内侍門は潜ると前方南側に内侍の詰所であった内侍殿(移殿)があります。そして内侍門には萬葉植物園の正門南側から東側に真っすぐに内侍門に続く内侍道が残されています。
斎女は斎(いつ)き清めて神に仕える少女です。藤原氏は伊勢神宮(いせじんぐう)の斎宮(さいぐう)・賀茂社(かもしゃ)の斎院(さいいん)などに準え、春日大社(かすがたいしゃ)・大原野神社(おおはらのじんじゃ)などに奉仕させました。
内侍は令制における天皇などが住む後宮(こうきゅう)の内侍司(ないしのつかさ)の女官です。内侍には尚侍(しょうじ・ないしのかみ)・典侍(てんじ・ないしのすけ)・掌侍(しょうじ・ないしのじょう) などがあり、平安時代中期頃からは掌侍のことを指すようになりました。なお内侍は本来、天皇の日常生活に供奉(ぐぶ)する女官だったが、平安中期には妃・夫人など天皇の侍妾に代わる存在になりました。

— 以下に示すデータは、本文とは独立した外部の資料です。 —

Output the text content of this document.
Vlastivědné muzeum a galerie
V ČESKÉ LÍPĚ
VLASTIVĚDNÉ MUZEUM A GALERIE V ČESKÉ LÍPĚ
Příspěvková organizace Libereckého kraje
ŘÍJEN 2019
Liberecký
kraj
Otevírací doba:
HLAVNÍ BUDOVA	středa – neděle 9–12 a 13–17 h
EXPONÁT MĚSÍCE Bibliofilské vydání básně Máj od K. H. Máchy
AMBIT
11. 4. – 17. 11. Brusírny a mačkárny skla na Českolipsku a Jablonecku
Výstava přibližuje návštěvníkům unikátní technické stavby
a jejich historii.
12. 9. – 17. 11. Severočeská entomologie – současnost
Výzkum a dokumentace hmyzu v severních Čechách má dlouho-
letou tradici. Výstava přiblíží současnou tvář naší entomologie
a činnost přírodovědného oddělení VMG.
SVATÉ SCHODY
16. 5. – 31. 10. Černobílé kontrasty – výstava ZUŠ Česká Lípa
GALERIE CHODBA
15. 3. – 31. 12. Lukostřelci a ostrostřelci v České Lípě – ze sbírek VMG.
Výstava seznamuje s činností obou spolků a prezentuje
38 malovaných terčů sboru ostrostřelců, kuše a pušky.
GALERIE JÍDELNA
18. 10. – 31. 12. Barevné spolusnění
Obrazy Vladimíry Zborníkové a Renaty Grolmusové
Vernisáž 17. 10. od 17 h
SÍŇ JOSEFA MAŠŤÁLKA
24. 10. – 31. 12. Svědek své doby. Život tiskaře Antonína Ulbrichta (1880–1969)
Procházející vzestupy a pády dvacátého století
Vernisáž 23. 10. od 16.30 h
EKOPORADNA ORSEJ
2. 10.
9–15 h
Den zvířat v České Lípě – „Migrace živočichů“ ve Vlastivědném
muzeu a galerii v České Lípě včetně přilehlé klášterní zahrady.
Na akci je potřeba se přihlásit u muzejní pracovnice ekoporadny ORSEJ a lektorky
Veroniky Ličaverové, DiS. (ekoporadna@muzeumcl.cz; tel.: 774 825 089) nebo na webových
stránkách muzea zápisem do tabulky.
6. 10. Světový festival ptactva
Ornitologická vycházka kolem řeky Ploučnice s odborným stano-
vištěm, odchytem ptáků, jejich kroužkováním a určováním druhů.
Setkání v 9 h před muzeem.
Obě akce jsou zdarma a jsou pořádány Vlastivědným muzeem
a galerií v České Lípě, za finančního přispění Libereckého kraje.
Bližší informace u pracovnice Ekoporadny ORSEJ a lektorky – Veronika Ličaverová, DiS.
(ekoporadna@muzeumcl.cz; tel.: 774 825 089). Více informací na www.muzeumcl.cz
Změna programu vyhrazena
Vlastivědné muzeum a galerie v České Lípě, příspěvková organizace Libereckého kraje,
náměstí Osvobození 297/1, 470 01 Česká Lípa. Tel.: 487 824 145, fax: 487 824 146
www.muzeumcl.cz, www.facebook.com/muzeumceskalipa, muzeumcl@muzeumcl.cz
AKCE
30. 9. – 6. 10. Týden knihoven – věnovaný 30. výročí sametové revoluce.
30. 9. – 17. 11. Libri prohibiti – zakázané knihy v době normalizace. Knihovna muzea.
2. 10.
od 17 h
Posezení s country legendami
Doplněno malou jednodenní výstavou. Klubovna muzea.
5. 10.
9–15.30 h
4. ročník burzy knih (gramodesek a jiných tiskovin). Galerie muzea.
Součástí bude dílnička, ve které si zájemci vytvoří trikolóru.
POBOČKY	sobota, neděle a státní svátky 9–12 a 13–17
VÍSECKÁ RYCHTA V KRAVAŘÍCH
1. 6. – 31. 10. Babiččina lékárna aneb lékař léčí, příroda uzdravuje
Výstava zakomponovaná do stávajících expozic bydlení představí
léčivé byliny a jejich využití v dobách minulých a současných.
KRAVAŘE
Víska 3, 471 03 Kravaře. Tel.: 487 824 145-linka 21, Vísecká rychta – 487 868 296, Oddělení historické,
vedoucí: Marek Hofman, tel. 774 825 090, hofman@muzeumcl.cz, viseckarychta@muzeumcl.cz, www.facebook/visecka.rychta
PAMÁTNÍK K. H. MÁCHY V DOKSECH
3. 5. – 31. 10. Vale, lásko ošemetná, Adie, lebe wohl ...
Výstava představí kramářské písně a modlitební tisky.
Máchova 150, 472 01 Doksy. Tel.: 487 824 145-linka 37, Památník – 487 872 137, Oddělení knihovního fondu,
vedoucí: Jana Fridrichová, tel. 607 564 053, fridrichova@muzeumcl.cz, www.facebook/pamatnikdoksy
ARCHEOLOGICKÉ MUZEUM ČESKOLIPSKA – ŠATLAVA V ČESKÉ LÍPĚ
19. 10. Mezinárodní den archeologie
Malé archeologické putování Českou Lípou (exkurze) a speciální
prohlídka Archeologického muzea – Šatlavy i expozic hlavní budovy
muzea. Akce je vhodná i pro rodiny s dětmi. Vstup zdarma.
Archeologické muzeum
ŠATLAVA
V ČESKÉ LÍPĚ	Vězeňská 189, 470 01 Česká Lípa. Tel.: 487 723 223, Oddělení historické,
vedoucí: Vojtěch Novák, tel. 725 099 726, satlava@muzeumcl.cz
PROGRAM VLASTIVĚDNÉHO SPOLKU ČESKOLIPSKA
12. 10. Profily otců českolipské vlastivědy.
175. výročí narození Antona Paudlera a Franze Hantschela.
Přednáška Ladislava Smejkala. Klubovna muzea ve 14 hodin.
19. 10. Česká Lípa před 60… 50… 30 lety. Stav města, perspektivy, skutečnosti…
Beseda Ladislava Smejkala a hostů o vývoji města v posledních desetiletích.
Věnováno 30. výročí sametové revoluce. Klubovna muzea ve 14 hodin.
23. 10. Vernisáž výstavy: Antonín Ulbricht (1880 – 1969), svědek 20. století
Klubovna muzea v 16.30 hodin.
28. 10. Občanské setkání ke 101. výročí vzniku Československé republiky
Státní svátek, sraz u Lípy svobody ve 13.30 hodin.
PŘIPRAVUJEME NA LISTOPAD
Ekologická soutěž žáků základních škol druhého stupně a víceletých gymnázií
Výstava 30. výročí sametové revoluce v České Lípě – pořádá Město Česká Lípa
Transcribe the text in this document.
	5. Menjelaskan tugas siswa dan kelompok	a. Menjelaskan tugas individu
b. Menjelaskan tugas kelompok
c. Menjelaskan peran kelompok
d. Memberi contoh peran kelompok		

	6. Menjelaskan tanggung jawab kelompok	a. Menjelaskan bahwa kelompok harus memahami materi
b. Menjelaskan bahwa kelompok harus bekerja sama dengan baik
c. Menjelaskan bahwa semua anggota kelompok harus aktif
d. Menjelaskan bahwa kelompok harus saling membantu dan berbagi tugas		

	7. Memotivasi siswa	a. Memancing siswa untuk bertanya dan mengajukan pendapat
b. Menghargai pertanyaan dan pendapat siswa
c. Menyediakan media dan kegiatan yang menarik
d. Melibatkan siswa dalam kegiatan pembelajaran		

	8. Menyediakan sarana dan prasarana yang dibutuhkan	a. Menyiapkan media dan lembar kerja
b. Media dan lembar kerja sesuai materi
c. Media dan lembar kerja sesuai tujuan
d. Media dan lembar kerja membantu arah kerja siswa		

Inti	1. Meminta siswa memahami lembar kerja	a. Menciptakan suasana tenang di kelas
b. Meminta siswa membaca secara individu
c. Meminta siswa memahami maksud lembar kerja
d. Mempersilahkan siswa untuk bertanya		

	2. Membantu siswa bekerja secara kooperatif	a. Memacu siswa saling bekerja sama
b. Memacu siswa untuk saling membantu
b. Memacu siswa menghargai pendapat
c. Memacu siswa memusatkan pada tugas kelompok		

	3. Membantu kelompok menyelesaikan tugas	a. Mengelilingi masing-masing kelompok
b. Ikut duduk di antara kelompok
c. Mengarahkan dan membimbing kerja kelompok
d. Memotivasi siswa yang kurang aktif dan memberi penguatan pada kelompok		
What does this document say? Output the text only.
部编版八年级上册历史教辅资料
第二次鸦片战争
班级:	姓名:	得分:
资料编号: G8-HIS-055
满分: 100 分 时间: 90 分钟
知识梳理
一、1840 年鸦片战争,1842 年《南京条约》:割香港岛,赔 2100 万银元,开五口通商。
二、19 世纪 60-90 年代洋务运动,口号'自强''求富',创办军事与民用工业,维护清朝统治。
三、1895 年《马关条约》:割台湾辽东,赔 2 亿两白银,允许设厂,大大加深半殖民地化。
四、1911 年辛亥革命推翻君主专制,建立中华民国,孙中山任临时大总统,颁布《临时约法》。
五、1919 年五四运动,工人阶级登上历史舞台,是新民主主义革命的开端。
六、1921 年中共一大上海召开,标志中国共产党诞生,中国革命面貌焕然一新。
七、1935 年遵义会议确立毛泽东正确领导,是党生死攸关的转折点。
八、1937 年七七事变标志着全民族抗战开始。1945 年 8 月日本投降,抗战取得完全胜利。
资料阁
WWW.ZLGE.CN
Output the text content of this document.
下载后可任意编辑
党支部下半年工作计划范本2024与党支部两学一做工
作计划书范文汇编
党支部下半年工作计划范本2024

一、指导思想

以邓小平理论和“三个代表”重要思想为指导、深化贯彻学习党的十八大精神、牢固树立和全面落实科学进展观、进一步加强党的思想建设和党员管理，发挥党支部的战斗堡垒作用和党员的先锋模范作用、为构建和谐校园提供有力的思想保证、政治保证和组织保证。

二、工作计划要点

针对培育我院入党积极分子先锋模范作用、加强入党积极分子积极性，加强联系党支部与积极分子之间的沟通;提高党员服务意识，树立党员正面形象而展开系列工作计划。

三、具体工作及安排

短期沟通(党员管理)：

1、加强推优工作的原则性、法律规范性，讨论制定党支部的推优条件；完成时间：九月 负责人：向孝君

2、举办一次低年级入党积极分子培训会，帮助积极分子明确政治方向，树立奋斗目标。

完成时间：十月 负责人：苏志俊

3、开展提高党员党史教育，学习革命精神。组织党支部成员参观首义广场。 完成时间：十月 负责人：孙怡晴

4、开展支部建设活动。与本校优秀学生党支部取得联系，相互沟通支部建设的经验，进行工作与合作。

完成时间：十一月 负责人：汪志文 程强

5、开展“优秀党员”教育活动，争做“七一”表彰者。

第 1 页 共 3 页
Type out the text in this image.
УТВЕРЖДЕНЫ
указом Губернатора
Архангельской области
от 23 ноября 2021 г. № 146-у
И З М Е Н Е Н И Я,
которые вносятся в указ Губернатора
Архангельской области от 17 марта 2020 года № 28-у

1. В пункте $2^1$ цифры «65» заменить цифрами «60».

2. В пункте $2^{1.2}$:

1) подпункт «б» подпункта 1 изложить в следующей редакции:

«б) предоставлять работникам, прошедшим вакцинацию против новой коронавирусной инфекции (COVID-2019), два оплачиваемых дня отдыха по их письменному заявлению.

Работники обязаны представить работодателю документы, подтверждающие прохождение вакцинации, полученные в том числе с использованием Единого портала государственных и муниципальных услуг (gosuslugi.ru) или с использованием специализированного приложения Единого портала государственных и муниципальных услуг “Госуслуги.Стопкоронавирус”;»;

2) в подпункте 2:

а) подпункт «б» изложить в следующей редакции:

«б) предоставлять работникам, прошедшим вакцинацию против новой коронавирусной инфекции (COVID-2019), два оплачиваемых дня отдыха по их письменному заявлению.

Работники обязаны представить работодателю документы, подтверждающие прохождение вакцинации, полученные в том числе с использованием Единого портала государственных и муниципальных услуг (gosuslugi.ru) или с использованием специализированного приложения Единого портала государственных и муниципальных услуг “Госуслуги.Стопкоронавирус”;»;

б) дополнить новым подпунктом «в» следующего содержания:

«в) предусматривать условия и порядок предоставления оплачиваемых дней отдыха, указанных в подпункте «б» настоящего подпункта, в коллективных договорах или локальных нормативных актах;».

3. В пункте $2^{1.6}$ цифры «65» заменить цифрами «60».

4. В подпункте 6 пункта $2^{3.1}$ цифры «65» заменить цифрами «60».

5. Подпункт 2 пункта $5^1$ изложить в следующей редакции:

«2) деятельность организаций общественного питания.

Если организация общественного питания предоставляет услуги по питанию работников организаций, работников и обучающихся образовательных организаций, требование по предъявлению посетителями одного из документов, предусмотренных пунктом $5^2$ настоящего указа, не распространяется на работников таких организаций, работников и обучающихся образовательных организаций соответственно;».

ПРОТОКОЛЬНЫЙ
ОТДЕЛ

内侍殿(移殿)は内侍門と同じ頃、南北朝時代の1385年(至徳2年・元中2年)~1388年(嘉慶2年・元中5年)に建立されました。内侍殿は桁行五間・梁間三間で、流造(ながれづくり)の檜皮葺(ひわだぶき)です。内侍殿はかつて神前で奉仕をする内侍(女性)などが控えていました。現在、内侍殿は春日大社の本殿・その摂社である若宮神社(わかみやじんじゃ)の20年に一度の式年造替(しきねんぞうたい)の際、祭神の神霊が遷されています。
●春日大社内侍門は一間一戸の門で、切妻造(きりづまづくり)の檜皮葺(ひわだぶき)です。
切妻造は屋根の最頂部の棟(むね)から両側に葺き下ろし、その両端を棟と直角に切った屋根の形式です。切妻造は本を開いて伏せたような形で、平行な面を平(ひら)、棟と直角な面を妻(つま)と言います。切妻造は古くは真屋(まや)とも言われ、伊勢神宮(いせじんぐう)・出雲大社(いづもたいしゃ)などの社殿に採用されています。ちなみに四方向に傾斜する屋根面を持つ寄棟造(よせむねづくり)よりも格式が上とも言われています。なお切妻造は世界各地で見られる屋根の形式です。
檜皮葺は屋根葺手法の一形式です。檜皮葺では檜(ひのき)の樹皮を用いて屋根を葺きます。檜皮葺は日本以外では見られない日本古来の手法です。檜皮葺は飛鳥時代の668年(天智天皇7年)に滋賀県大津市の廃寺・崇福寺(すうふくじ)の諸堂が檜皮で葺かれた記録が最古の記録です。